For the last week I’d run errands for my mom's law firm and when I wasn’t tending bar, I knitted, all the while staring at the unfinished flag I'd been working on for Will when he deployed. When I realized I'd made men's socks on the second night, I resolved to hunt Gray down and make him listen to me.

I’d never finished the afghan, but I hadn’t taken it down either. It kind of paralleled my life. The act of living it had been interrupted, and I'd never quite gotten back into the swing of things. Taking down the flag wouldn’t even be that hard, but it was just one of those things I’d never gotten around to. I'd dropped out of college, abandoned the flag, and kind of holed up with my family hoping that it was all a bad dream.

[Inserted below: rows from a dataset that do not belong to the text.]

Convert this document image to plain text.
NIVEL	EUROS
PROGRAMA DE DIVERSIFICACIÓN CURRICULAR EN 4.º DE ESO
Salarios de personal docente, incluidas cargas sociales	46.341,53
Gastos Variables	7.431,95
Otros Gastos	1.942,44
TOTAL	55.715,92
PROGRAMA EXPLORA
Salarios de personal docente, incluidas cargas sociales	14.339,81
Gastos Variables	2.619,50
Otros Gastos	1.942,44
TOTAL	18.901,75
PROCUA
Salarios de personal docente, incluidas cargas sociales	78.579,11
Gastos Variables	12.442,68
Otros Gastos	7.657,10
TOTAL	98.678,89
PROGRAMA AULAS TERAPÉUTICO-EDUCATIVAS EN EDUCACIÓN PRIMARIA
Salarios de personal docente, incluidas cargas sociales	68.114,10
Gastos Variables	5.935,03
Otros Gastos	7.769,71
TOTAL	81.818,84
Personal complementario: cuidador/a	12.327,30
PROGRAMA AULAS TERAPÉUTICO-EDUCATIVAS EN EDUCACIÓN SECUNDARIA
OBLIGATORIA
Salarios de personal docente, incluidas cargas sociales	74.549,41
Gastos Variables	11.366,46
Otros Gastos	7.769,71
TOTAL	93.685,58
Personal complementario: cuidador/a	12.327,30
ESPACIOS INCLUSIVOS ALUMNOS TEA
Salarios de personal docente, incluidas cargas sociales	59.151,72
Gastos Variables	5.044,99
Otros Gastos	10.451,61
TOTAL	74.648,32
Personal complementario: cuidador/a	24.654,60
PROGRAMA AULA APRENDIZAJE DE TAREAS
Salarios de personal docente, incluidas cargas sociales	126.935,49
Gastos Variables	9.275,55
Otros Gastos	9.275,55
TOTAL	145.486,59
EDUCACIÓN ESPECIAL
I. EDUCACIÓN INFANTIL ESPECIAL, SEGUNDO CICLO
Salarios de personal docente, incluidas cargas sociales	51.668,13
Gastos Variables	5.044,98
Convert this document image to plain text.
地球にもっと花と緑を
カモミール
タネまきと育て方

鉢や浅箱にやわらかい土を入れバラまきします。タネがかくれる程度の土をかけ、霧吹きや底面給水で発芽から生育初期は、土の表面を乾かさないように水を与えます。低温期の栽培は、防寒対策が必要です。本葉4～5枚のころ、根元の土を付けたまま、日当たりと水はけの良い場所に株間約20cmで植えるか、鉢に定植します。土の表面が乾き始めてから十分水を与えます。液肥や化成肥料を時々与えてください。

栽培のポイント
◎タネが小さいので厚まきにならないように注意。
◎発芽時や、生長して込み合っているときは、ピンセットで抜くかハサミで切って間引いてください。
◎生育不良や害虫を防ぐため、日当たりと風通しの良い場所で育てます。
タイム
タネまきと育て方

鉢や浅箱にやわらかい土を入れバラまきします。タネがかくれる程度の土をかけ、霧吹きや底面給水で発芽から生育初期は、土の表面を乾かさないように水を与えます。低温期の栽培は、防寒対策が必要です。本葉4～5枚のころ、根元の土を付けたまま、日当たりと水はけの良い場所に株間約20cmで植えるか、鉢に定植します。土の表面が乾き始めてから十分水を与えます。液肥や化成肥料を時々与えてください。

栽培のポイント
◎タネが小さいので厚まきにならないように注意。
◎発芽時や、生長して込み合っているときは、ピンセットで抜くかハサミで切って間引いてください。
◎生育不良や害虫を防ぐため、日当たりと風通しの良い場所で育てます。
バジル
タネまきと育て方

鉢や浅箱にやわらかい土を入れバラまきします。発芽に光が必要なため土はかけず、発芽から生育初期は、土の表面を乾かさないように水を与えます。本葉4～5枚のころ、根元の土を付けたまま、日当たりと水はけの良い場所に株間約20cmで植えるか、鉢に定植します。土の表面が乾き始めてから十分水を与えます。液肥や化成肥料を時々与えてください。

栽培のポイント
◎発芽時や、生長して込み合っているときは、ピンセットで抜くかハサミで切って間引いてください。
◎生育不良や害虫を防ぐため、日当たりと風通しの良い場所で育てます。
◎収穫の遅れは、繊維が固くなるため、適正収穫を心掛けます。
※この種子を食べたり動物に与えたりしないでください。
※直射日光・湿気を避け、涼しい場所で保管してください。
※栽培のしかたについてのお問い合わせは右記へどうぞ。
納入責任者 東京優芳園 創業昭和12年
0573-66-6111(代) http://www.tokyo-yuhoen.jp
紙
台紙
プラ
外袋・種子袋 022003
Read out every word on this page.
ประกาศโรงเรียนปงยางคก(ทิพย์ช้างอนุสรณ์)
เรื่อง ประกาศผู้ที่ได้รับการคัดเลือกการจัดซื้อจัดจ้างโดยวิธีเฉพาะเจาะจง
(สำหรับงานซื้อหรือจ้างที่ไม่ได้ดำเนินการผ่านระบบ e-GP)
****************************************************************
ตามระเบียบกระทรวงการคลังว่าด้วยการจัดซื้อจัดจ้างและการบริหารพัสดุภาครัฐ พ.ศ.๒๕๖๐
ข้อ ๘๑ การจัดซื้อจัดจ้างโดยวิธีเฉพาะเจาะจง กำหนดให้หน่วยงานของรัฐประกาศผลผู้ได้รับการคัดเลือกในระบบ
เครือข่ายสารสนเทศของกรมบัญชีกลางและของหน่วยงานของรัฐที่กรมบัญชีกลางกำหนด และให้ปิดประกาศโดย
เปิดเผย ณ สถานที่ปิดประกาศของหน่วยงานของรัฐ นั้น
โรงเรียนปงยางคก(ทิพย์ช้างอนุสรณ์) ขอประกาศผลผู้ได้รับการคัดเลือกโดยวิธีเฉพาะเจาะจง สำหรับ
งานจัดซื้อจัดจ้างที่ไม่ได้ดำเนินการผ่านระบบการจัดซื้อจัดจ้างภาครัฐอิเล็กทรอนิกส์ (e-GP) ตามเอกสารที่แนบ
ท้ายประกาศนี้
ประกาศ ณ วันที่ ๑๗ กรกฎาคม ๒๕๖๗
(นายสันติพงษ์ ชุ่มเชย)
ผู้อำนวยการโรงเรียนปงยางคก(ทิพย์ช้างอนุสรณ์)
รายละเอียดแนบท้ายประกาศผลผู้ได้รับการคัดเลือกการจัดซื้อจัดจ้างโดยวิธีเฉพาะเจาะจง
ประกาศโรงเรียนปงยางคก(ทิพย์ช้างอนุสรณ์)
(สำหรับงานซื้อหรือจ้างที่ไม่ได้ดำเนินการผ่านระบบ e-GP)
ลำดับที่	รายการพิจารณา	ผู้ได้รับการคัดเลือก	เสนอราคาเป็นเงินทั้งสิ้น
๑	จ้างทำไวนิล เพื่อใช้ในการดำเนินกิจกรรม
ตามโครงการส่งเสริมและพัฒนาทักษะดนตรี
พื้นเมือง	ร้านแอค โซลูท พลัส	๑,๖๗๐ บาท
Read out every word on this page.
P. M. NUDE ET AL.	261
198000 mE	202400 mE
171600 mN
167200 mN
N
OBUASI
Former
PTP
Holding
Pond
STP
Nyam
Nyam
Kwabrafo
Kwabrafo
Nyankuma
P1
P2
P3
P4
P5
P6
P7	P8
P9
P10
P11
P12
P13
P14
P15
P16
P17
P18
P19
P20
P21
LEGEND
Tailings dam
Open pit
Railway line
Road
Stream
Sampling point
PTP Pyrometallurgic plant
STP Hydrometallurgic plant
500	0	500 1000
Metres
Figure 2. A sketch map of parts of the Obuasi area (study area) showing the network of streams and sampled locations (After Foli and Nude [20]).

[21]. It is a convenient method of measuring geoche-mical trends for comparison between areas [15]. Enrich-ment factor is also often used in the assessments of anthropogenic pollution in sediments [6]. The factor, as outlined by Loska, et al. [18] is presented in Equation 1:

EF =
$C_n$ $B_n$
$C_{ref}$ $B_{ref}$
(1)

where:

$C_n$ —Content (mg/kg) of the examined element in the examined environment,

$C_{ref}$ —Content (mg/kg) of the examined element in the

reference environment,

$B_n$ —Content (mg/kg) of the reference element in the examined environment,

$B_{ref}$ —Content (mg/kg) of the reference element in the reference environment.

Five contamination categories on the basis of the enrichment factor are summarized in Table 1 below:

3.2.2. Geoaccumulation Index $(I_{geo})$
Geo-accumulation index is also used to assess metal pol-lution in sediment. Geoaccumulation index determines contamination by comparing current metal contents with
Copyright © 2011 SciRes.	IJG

Gray obviously thought I was just an emotional mess he didn't want to take on for his temporary stay. I was lonely, but I wasn’t a danger to myself. I wasn't going to kill myself, and I had never thought of it, even in some of the darkest hours of my grief. While I had wanted Will to come back to life, I guess I was too selfish to want to leave it. Being out with Gray had made me feel enervated. Hanging off the side of the cliff, feeling that weightlessness, was exhilarating. I wondered if that sensation was what Will had felt, what he chased after, and I wanted a deeper taste, a fuller understanding of it. I thought Gray could give that to me.

So I was done waiting for him. I was going to find him and ask him to spend another day with me. Yes, there were lots of guys I could pick up for one-night stands here at the bar. There was always someone at the last call who’d struck out all night and would gladly go home with me regardless of what I had in my apartment or how many rings I wore on my fingers, but I didn’t want them. I wanted this golden-eyed man who told me he’d catch me if I fell. I was determined that he not see me as a sad widow who’d tried to hurl herself off the cliff. That was not going to be his last encounter with me. I was fun, dammit. He was going to see that if I had to hold him down and motorboat him. And if he was nice, I’d give him the men’s socks that I’d started knitting the other evening.

“So you think you’re ready to take off your ring, huh?” Eve asked as casually as she could when the band took a break.